There are tools for chips/FPGA design such as CflexHDL, a porting effort for Apicula for the Gowin GW5A platform, and a libre-licensed CPU that will support a programmable decoder to be able to support multiple instruction sets in a single chip. Dot Product Unit (DPU) is an open-source hardware IP block for efficient vector dot-product computation across multiple numeric formats. At the level of Printed Circuit Boards there is a new effort adding various new format importers to Ringdove EDA. There is also concrete hardware, such as the innovative open hardware encryption device Einszeit and the reverse engineering platfrom Unbinare RET, and the open hardware phone mikroPhone.

Scientists and engineers will be happy to see accessibility improvements to the LaTeX ecosystem, a framework for Zotero plugins, tools for Selective Data Disclosure, the cross-platform GPU multi-physics simulation engine Nexus, the tool QUATT which helps to design and understand solid-state quantum circuits, procedural and mathematical visualizations, and integrationg of the volume computation and high dimensions sampling solution Ovolesti in GNU Octave. Open Instrument Control will implement a variety of open-source transport-level protocols for communicating with test and measurement (T&M) instruments. And pgmpy is software for causal AI, the branch of machine learning concerned with cause-and-effect relationships rather than prediction alone. AppBundler makes distribution of Julia software easier.

There is continued innovation at the network and protocol level with MultiPath TCP and microTCP, enhancements to the Routing Policy Specification Language and (on a completely different layer of the network) a solution to help with the rollout of actual physical (optical) Fiber infrastructure. DMRSEC will look into the security of Digital Mobile Radio, an important standard used by emergency services and critical infrastructure globally.
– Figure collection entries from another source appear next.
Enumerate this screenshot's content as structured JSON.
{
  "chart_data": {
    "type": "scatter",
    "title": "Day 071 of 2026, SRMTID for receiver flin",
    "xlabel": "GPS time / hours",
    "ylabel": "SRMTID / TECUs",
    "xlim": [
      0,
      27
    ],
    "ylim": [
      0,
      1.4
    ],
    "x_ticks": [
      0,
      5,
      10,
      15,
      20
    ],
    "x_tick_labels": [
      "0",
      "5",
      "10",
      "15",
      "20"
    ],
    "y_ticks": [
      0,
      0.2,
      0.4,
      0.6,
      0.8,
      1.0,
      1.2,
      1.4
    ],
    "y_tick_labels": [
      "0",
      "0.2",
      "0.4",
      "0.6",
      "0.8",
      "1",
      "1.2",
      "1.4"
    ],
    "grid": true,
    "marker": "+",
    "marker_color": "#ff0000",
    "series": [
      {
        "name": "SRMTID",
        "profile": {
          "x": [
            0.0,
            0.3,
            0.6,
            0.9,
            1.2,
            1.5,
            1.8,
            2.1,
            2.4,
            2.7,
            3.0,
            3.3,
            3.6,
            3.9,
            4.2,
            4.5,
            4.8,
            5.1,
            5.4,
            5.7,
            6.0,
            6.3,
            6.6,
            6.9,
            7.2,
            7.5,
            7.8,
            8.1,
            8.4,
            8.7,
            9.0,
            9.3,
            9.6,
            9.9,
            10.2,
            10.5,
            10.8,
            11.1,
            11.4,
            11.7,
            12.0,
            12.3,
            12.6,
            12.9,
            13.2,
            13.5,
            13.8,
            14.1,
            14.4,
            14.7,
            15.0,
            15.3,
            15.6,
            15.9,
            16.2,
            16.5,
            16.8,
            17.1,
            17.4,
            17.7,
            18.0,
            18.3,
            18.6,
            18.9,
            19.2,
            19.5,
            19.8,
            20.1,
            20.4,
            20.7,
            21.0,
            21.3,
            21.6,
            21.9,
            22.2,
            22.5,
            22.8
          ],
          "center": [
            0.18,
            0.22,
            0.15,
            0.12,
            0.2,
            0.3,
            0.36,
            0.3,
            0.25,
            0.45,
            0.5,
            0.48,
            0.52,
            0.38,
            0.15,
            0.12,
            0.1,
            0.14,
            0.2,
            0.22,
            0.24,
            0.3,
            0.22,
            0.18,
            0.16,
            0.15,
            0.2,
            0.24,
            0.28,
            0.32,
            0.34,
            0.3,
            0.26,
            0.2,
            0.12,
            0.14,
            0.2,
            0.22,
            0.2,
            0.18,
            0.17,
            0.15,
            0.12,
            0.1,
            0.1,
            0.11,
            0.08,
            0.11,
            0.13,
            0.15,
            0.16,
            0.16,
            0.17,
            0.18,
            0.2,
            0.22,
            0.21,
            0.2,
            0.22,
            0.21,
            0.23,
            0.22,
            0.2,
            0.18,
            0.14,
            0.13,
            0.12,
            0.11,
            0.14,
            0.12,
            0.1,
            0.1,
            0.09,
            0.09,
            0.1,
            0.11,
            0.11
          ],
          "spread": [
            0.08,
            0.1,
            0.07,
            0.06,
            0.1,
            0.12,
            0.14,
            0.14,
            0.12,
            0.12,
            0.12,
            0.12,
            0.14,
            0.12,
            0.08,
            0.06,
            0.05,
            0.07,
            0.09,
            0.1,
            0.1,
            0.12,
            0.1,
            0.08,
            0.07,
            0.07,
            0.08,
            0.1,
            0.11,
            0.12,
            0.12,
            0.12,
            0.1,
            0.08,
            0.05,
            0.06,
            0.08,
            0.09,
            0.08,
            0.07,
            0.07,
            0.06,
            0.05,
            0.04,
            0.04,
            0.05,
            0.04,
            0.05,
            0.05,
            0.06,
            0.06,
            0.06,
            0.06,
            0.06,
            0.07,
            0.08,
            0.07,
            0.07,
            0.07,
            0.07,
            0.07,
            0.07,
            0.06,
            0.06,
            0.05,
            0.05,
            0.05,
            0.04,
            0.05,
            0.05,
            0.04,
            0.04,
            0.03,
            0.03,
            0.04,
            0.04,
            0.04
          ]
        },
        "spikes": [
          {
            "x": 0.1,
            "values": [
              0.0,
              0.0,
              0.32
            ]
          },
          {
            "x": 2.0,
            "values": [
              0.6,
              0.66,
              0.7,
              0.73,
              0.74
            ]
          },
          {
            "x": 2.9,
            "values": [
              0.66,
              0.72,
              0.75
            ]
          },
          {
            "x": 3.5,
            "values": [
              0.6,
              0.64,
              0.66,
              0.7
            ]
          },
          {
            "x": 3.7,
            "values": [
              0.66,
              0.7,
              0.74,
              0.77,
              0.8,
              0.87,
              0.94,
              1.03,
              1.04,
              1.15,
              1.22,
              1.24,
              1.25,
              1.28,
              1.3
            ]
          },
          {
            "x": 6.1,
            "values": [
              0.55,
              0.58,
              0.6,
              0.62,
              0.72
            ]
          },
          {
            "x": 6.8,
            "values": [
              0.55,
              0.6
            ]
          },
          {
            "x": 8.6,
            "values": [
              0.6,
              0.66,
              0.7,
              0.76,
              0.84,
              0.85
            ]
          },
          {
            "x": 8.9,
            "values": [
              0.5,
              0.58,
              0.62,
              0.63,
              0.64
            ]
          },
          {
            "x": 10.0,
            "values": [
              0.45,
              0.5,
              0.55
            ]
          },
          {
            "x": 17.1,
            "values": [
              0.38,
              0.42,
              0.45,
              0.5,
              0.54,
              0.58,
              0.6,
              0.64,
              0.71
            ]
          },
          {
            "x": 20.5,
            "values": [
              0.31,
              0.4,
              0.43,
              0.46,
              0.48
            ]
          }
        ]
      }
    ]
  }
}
OS innovation and evolution takes place through adding kernel observability to Landlock, the new sandboxing solution Island, improving xdgmime. There are several wayland related projects, such as the non-monolithic Wayland compositor River that has a new window management protocol to separate concerns, another effort adding support for electrophoretic/e-reader displays in Wayland as well as adding Wayland support to the Disthro (audio) plugin framework. Software developers concerned about software supply chain security will love SecObservePlus and SBOMVert.

There is fundamental work on providing secure alternatives for critical environments such as a from-scratch implementation of the Erlang VM (AtomVM). Funk is a compiler for hard real-time, functionally safe systems. There is also a compiler from Scheme to JavaScript, Assembly (x86), C, Python, Prolog and twenty other languages (Ribbit), and a project improving support for generalized algebraic data types in Haskell which should help prevent a whole class of security issues in software written in Haskell.